St. Tydfil Bridge

Client
Merthyr Tydfil County Borough Council

Engineer
Capita

Contractor
Alun Griffiths

Steel Fabricator
Mabey Bridge

Awards
ICE Wales Cymru Award
Special Award for Regeneration
RTPI Planning Excellence Award
RICS Regeneration Award

A Bridge to Town Centre Renewal

The iconic St. Tydfil Bridge forms the centrepiece of a £24M regeneration scheme in the South Wales town of Merthyr Tydfil.

Spanning the River Taff and connecting a recently redeveloped college with the town centre, the St. Tydfil Bridge forms an important element of Merthyr Tydfil’s regeneration programme. Funded by the European Regional Development Fund and Welsh Government, the regeneration masterplan encompasses a number of town centre enhancements with the new road bridge helping to make the riverside area an attractive destination. The Council wanted something that would be a feature and not simply a typical highway bridge structure.

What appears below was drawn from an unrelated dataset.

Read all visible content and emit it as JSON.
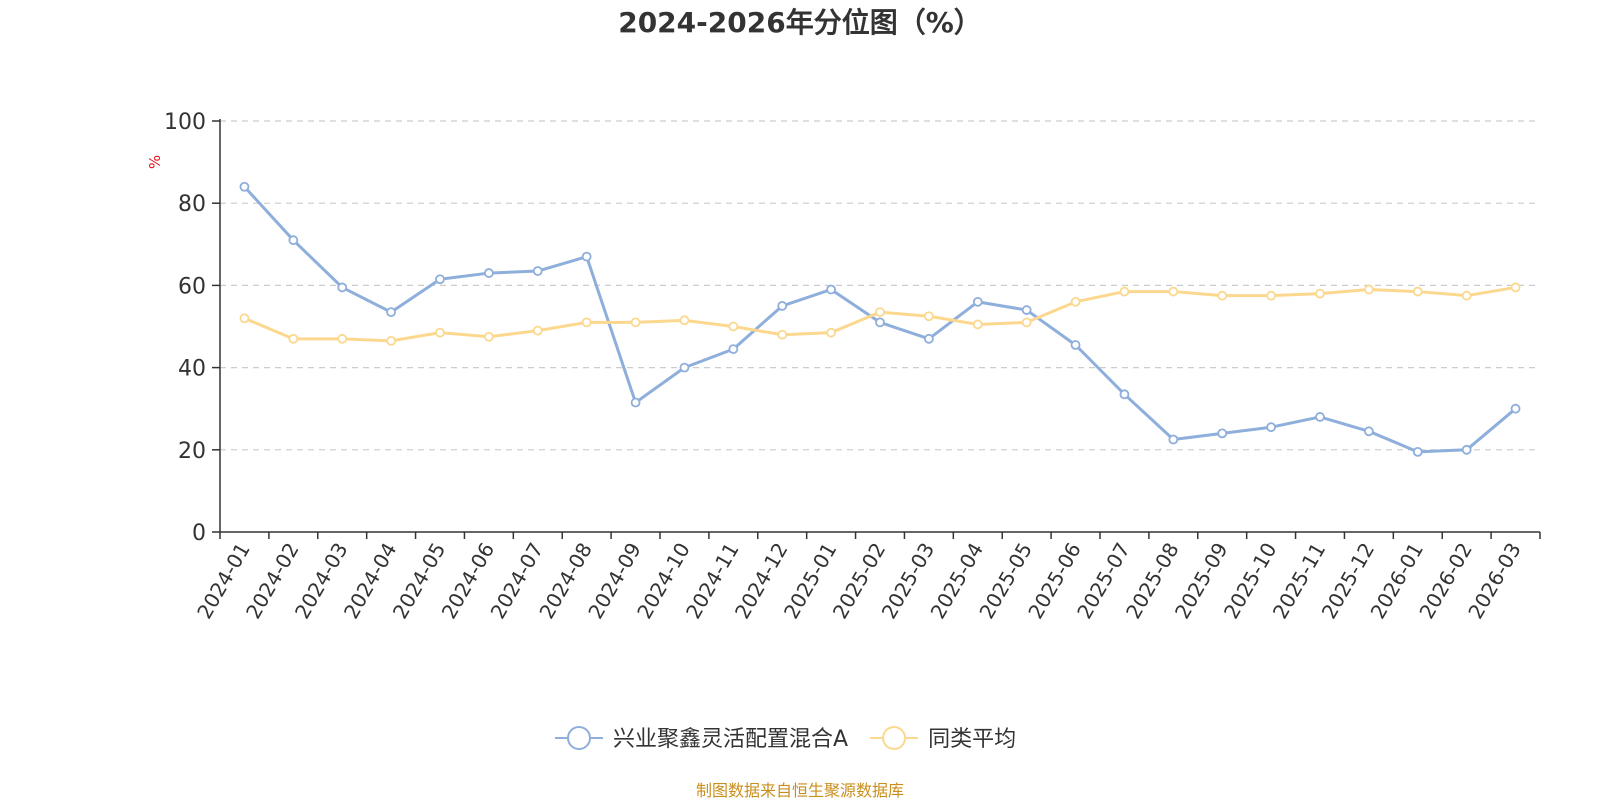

A number of design options went out to consultation with the local planning and highways authorities, together with other stakeholders, and the favoured design was for a bridge with an iconic 136t skewed arch. Measuring 40.9m across its base and reaching a height of 18.5m, the arch was fabricated from 60mm thick plate. Connecting the arch to the bridge deck are a total of 14 × 80mm diameter hangers ranging in length from 4.7m to 22.5m. One of the project’s main technical challenges revolved around the hangers and the associated cable tensioning.

The appearance of the bridge was critical to the overall design and so it was decided that each hanger fin plate would be designed with the same geometry, but with varying orientation to suit the aesthetic alignment of the hangers.

For the site erection programme, the 29m long x 19.8m wide deck was the first steelwork to be installed. It is formed with a ladder configuration with two main 900mm deep × 600m wide outer girders, each 29m-long, connected by a series of nine crossbeams. Once the beams were erected the cantilevers were then bolted on providing support for the parapets as well as having the deck connection for the hangers. The next step was to fully assemble the arch and then lift the complete structure into position.

This eliminated working at height as well as having environmental benefits as no trestles were installed into the fast flowing river. Working in this way also reduced the construction programme as steelwork fabrication was carried out off site while the substructure was constructed on site.

Using a single 550t capacity mobile crane positioned on one of the riverbanks, the entire arch was lifted into a vertical position, slewed over the river to its final position where it was fixed to the abutments a procedure taking eight hours.